At the moment, we don’t seem to know who we are, we don’t know where we’re going, and we don’t know what kinds of people we want to become. So we drift along with our technology, fingers crossed, hoping that whatever happens, it will turn out okay. …
Now, I want to get back to the administrators that we’re speaking to because I think one of the problems that administrators face – and I say this having been one for a while – is money pressures. Technology in our colleges and in the educational context promises to save money so there’s a push toward this.
Online degrees are an example. They provide a way to enable students to do programs without having to move. It’s also a way for the school itself to save money – they don’t have to hire as many faculty and have an actual campus and all of the things that go along with that. So there seems to be a constant push now to mediate theological education through technology because it’s more cost-effective. And the administrators are the ones who feel that pressure most keenly, most acutely.
So to those people I would say, “Look, I understand this, but don’t give up on face-to-face interaction – on the actual embodied human experience. Try wherever possible to facilitate that in the lives of our students.” Here I would recommend the work of Albert Borgmann. He argues that when we allow technology to get in between us, the result is loneliness. It’s disengagement from each other and a disengagement from the larger world. And that leaves us alone and lonely.
Let’s not do that to ourselves if we can help it. I know it’s expensive, and getting together and actually meeting together is sometimes difficult. But it’s worth it, especially for students who have been shaped by technology. I think of the work of Sherry Turkle. One of the things she stresses is that interpersonal communication is an art. It’s something we learn to do by doing. And all of the time we spend looking at our screens is time not spent looking into each other’s eyes. And that has a cost, right? We’re being shaped either way. If we spend too much time behind these screens, I think we’re being shaped in such a way as to be destined again for isolation and loneliness.
I would also recommend Andy Crouch’s recent book, The Tech-Wise Family. I think it’s full of practical wisdom.
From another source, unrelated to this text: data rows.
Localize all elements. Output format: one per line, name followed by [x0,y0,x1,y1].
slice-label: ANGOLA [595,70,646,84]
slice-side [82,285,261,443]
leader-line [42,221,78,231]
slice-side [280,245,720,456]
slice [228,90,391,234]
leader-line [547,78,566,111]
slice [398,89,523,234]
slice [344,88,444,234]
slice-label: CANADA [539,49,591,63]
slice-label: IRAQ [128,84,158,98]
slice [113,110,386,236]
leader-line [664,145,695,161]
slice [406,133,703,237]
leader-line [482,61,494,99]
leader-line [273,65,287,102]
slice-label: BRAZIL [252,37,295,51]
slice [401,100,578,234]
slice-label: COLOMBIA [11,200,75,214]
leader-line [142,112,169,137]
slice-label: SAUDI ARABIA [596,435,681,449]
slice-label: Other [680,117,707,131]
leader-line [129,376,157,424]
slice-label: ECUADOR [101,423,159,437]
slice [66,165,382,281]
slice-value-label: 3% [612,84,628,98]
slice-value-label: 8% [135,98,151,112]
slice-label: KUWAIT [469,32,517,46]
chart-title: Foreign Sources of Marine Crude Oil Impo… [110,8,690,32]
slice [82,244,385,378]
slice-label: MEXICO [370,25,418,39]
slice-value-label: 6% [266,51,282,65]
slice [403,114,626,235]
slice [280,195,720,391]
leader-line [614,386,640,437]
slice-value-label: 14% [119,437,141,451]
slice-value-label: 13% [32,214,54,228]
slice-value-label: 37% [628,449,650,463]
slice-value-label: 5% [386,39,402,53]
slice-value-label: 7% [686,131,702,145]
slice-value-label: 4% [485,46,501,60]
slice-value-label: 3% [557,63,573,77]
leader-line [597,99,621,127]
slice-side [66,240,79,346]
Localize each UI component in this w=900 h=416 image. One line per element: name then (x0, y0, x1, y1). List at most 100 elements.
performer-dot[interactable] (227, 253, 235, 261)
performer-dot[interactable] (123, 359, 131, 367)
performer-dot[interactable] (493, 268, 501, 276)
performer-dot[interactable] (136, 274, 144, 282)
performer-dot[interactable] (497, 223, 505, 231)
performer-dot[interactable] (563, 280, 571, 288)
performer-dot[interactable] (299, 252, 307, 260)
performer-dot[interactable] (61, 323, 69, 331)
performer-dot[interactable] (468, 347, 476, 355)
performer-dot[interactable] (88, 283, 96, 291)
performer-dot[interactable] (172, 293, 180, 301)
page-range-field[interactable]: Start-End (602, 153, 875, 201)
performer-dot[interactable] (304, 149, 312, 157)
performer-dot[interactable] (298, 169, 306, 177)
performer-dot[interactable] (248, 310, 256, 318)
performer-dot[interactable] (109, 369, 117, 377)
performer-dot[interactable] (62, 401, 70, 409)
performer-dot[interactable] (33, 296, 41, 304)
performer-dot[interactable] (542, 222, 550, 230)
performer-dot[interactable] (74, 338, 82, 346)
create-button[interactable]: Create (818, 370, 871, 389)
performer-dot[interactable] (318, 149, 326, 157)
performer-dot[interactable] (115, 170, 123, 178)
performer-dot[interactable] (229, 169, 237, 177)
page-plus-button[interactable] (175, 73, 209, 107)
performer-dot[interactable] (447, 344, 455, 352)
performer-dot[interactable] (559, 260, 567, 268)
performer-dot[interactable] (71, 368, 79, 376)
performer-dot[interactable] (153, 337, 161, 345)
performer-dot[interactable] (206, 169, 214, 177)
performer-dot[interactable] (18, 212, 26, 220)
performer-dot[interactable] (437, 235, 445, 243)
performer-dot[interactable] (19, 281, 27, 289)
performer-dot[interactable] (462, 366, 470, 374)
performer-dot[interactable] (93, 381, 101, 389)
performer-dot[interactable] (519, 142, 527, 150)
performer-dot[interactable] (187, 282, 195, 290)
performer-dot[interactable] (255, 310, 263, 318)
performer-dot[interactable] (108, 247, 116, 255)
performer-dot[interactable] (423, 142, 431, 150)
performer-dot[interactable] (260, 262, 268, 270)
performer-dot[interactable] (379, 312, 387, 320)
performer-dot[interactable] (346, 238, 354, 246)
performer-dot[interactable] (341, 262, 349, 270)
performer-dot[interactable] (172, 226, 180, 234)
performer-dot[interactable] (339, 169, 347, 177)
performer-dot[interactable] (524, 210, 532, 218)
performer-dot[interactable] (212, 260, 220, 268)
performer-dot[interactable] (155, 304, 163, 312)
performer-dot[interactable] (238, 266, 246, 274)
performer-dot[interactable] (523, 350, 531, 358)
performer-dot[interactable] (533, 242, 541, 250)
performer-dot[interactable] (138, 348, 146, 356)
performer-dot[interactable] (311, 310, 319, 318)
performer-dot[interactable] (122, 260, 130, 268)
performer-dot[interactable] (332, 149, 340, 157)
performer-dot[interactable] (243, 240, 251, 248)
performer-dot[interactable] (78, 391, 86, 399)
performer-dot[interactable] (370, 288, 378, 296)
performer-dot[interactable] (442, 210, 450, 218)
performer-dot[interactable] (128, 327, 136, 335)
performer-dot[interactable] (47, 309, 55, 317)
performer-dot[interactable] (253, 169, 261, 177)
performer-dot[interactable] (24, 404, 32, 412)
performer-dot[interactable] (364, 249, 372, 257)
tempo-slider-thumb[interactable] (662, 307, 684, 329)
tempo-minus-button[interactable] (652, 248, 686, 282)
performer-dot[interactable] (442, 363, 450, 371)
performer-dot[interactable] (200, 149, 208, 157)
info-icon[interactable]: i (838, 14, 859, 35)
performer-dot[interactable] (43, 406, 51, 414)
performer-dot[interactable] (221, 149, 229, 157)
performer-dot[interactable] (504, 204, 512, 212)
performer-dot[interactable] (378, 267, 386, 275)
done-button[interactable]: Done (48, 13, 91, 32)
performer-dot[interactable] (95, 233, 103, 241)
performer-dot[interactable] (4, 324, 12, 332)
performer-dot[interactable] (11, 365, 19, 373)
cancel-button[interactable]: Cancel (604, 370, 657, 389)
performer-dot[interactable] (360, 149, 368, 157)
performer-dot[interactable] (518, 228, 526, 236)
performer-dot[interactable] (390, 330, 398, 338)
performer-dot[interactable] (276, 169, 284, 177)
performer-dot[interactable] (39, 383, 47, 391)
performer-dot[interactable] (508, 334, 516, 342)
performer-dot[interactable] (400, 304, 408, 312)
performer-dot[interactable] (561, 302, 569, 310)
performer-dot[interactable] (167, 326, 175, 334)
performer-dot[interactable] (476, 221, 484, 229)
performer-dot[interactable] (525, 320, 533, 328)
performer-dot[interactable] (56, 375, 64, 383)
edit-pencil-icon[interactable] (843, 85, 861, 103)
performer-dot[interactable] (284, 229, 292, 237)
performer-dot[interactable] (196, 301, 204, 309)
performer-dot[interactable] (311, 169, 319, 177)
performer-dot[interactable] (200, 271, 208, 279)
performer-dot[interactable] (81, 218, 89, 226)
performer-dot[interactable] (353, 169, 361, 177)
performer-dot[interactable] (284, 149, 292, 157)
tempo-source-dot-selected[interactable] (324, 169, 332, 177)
One of the things he mentioned is the practice of technology fasting, which I think is pretty useful. We don’t really realize how addicted we are to these technologies until we’re forced to go without them for a period of time.
JOHN BUCHER: One thing I’m doing in the classroom is trying to create as many experiences as possible for students and to turn what used to be lectures into experiential moments. No one is going to be on their death bed talking about a great text conversation they had. No one’s going to be on their death bed talking about the weekend that they bingewatched Game of Thrones. We’ll be talking about those moments that we experienced life with each other. And I think even walking students through that exercise of thinking about what will be the moments you reflect on when you lie on your deathbed – just bringing that into their consciousness is helpful.
The other thing that I try to do is change things up about every 10 to 15 minutes in the classroom in order to accommodate the attention spans of students. Research has shown that students start to disconnect and disengage the material after about 10 to 15 minutes. So if you can, in some way, even a small way, encourage some change in the classroom space, then I think you have a fighting chance of holding their attention.